Interdomain regulation of the ATPase activity of the ABC transporter haemolysin B from Escherichia coli

• Published in: Biochemical journal Vol. 473; no. 16; p. 2471
• Main Authors: Reimann, Sven, Poschmann, Gereon, Kanonenberg, Kerstin, Stühler, Kai, Smits, Sander H J, Schmitt, Lutz
• Format: Journal Article
• Language: English
• Published: England 15.08.2016
• Subjects: Adenosine Triphosphatases - metabolism; Amino Acid Sequence; ATP-Binding Cassette Transporters - chemistry; ATP-Binding Cassette Transporters - genetics; ATP-Binding Cassette Transporters - isolation & purification; ATP-Binding Cassette Transporters - metabolism; Chromatography, Liquid; Cloning, Molecular; Escherichia coli - metabolism; Escherichia coli Proteins - genetics; Escherichia coli Proteins - isolation & purification; Escherichia coli Proteins - metabolism; Hemolysin Proteins - chemistry; Hemolysin Proteins - genetics; Hemolysin Proteins - isolation & purification; Hemolysin Proteins - metabolism; Mass Spectrometry; Protein Folding; ATPase inhibition; type I secretion system; RTX; haemolysin; ABC transporter; enzyme kinetics; protein translocation
• ISSN: 1470-8728
• DOI: 10.1042/bcj20160154

Type 1 secretion systems (T1SS) transport a wide range of substrates across both membranes of Gram-negative bacteria and are composed of an outer membrane protein, a membrane fusion protein and an ABC (ATP-binding cassette) transporter. The ABC transporter HlyB (haemolysin B) is part of a T1SS catalysing the export of the toxin HlyA in E. coli HlyB consists of the canonical transmembrane and nucleotide-binding domains. Additionally, HlyB contains an N-terminal CLD (C39-peptidase-like domain) that interacts with the transport substrate, but its functional relevance is still not precisely defined. In the present paper, we describe the purification and biochemical characterization of detergent-solubilized HlyB in the presence of its transport substrate. Our results exhibit a positive co-operativity in ATP hydrolysis. We characterized further the influence of the CLD on kinetic parameters by using an HlyB variant lacking the CLD (HlyB∆CLD). The biochemical parameters of HlyB∆CLD revealed an increased basal maximum velocity but no change in substrate-binding affinity in comparison with full-length HlyB. We also assigned a distinct interaction of the CLD and a transport substrate (HlyA1), leading to an inhibition of HlyB hydrolytic activity at low HlyA1 concentrations.

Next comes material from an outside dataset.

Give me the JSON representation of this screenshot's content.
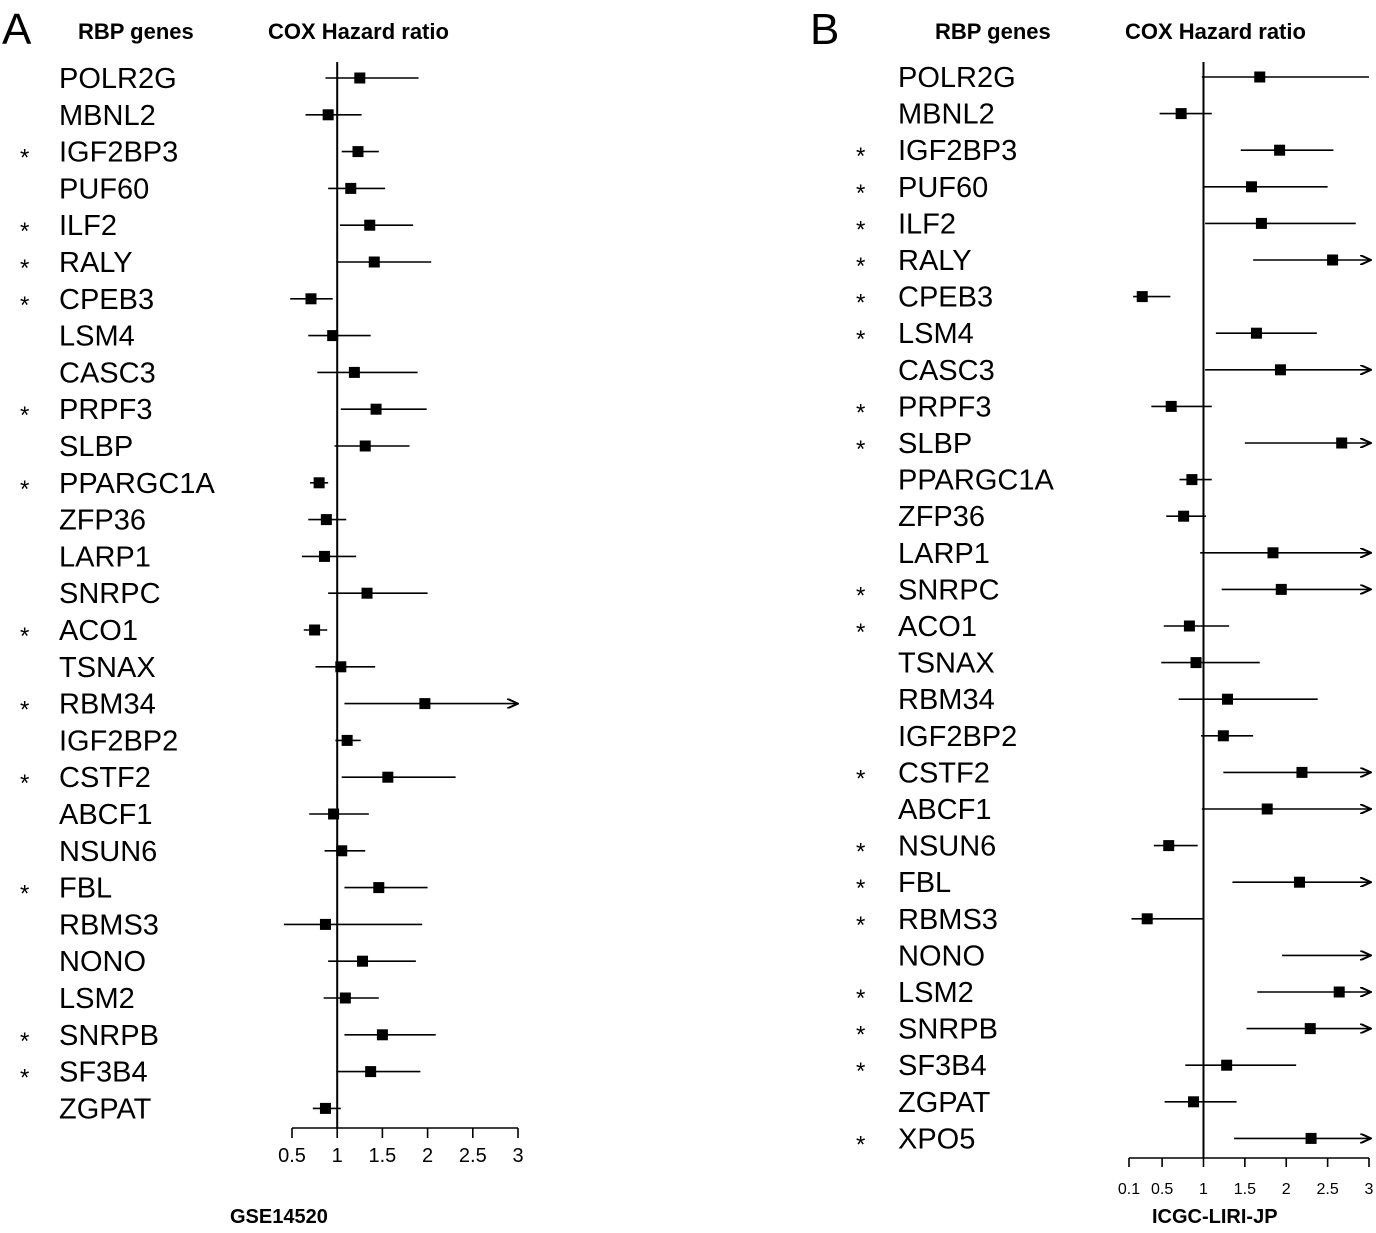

At higher HlyA1 concentrations, we observed a stimulation of the hydrolytic activities of both HlyB and HlyB∆CLD, which was completely independent of the interaction of HlyA1 with the CLD. Notably, all observed effects on ATPase activity, which were also analysed in detail by mass spectrometry, were independent of the HlyA1 secretion signal. These results assign an interdomain regulatory role for the CLD modulating the hydrolytic activity of HlyB.